Président Robert Dossou, vous êtes une importante personnalité du Bénin et le pays connaît actuellement une agitation avec l’abracadabrantesque affaire Sébastien Ajavon, le patron des patrons béninois gardé à vue à cause de « 18 kilos de cocaïne pure » retrouvés dans un des conteneurs de sa société, Comon SA ? Quelle est votre lecture et votre analyse de cette affaire ?

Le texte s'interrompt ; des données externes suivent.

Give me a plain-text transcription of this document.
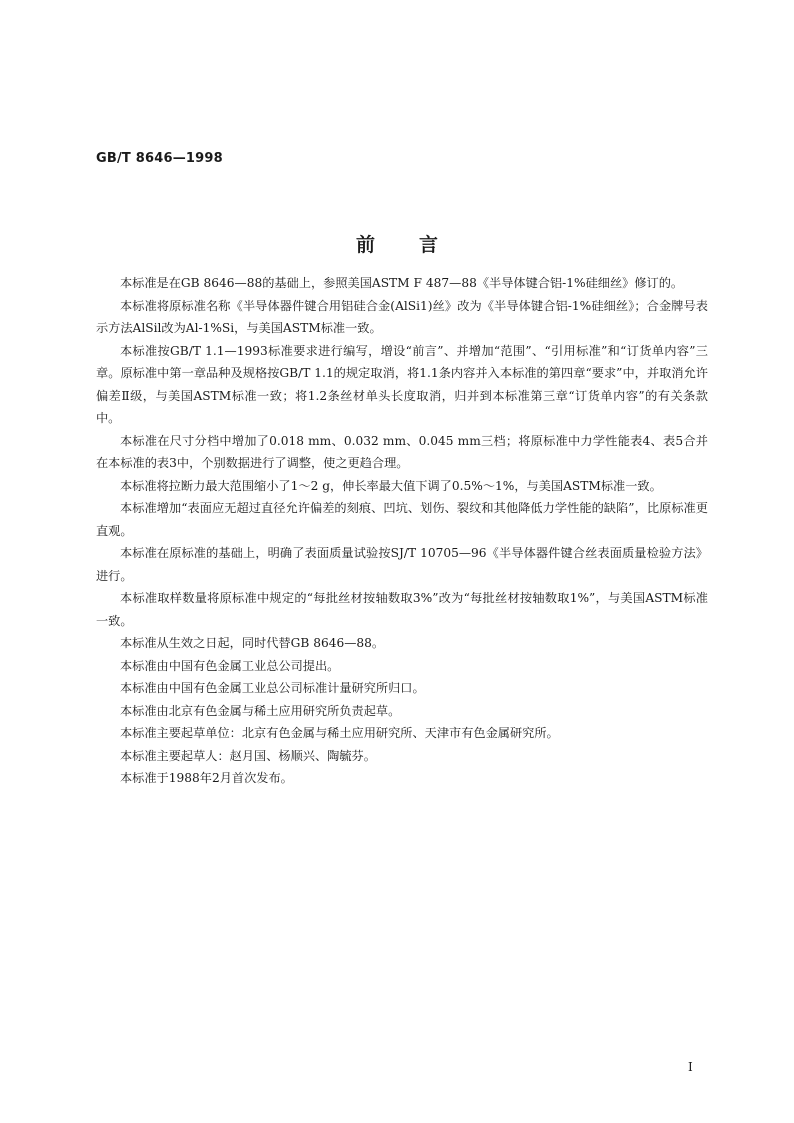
GB/T 8646—1998
前言

本标准是在GB 8646—88的基础上，参照美国ASTM F 487—88《半导体键合铝-1%硅细丝》修订的。

本标准将原标准名称《半导体器件键合用铝硅合金(AlSi1)丝》改为《半导体键合铝-1%硅细丝》；合金牌号表示方法AlSil改为Al-1%Si，与美国ASTM标准一致。

本标准按GB/T 1.1—1993标准要求进行编写，增设“前言”、并增加“范围”、“引用标准”和“订货单内容”三章。原标准中第一章品种及规格按GB/T 1.1的规定取消，将1.1条内容并入本标准的第四章“要求”中，并取消允许偏差Ⅱ级，与美国ASTM标准一致；将1.2条丝材单头长度取消，归并到本标准第三章“订货单内容”的有关条款中。

本标准在尺寸分档中增加了0.018 mm、0.032 mm、0.045 mm三档；将原标准中力学性能表4、表5合并在本标准的表3中，个别数据进行了调整，使之更趋合理。

本标准将拉断力最大范围缩小了1～2 g，伸长率最大值下调了0.5%～1%，与美国ASTM标准一致。

本标准增加“表面应无超过直径允许偏差的刻痕、凹坑、划伤、裂纹和其他降低力学性能的缺陷”，比原标准更直观。

本标准在原标准的基础上，明确了表面质量试验按SJ/T 10705—96《半导体器件键合丝表面质量检验方法》进行。

本标准取样数量将原标准中规定的“每批丝材按轴数取3%”改为“每批丝材按轴数取1%”，与美国ASTM标准一致。

本标准从生效之日起，同时代替GB 8646—88。

本标准由中国有色金属工业总公司提出。

本标准由中国有色金属工业总公司标准计量研究所归口。

本标准由北京有色金属与稀土应用研究所负责起草。

本标准主要起草单位：北京有色金属与稀土应用研究所、天津市有色金属研究所。

本标准主要起草人：赵月国、杨顺兴、陶毓芬。

本标准于1988年2月首次发布。

I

Je vais vous dire tout de suite, sans hésiter, que cette affaire Sébastien Ajavon, vraiment, nous révèle un peu comme si notre pays était un désert de compétence. Parce que l’affaire est menée, de mon point de vue, hors de tout professionnalisme. Je soulignerai trois points clés. Le premier point clé, c’est qu’il faut partir du droit maritime et de tout le processus du transport maritime. C’est le point capital et jusque-ici, je n’entends personne aborder cette question. Deuxième point, c’est l’instrumentalisation de nos institutions. Troisième point, je me demande pourquoi cette récurrence dans nos errements. On peut se tromper une fois dans une nation, mais il y a une récurrence qui m’effraie, m’intrigue et parfois même, me révolte.

Alors du premier point, le droit maritime, que voulez-vous nous expliquer ?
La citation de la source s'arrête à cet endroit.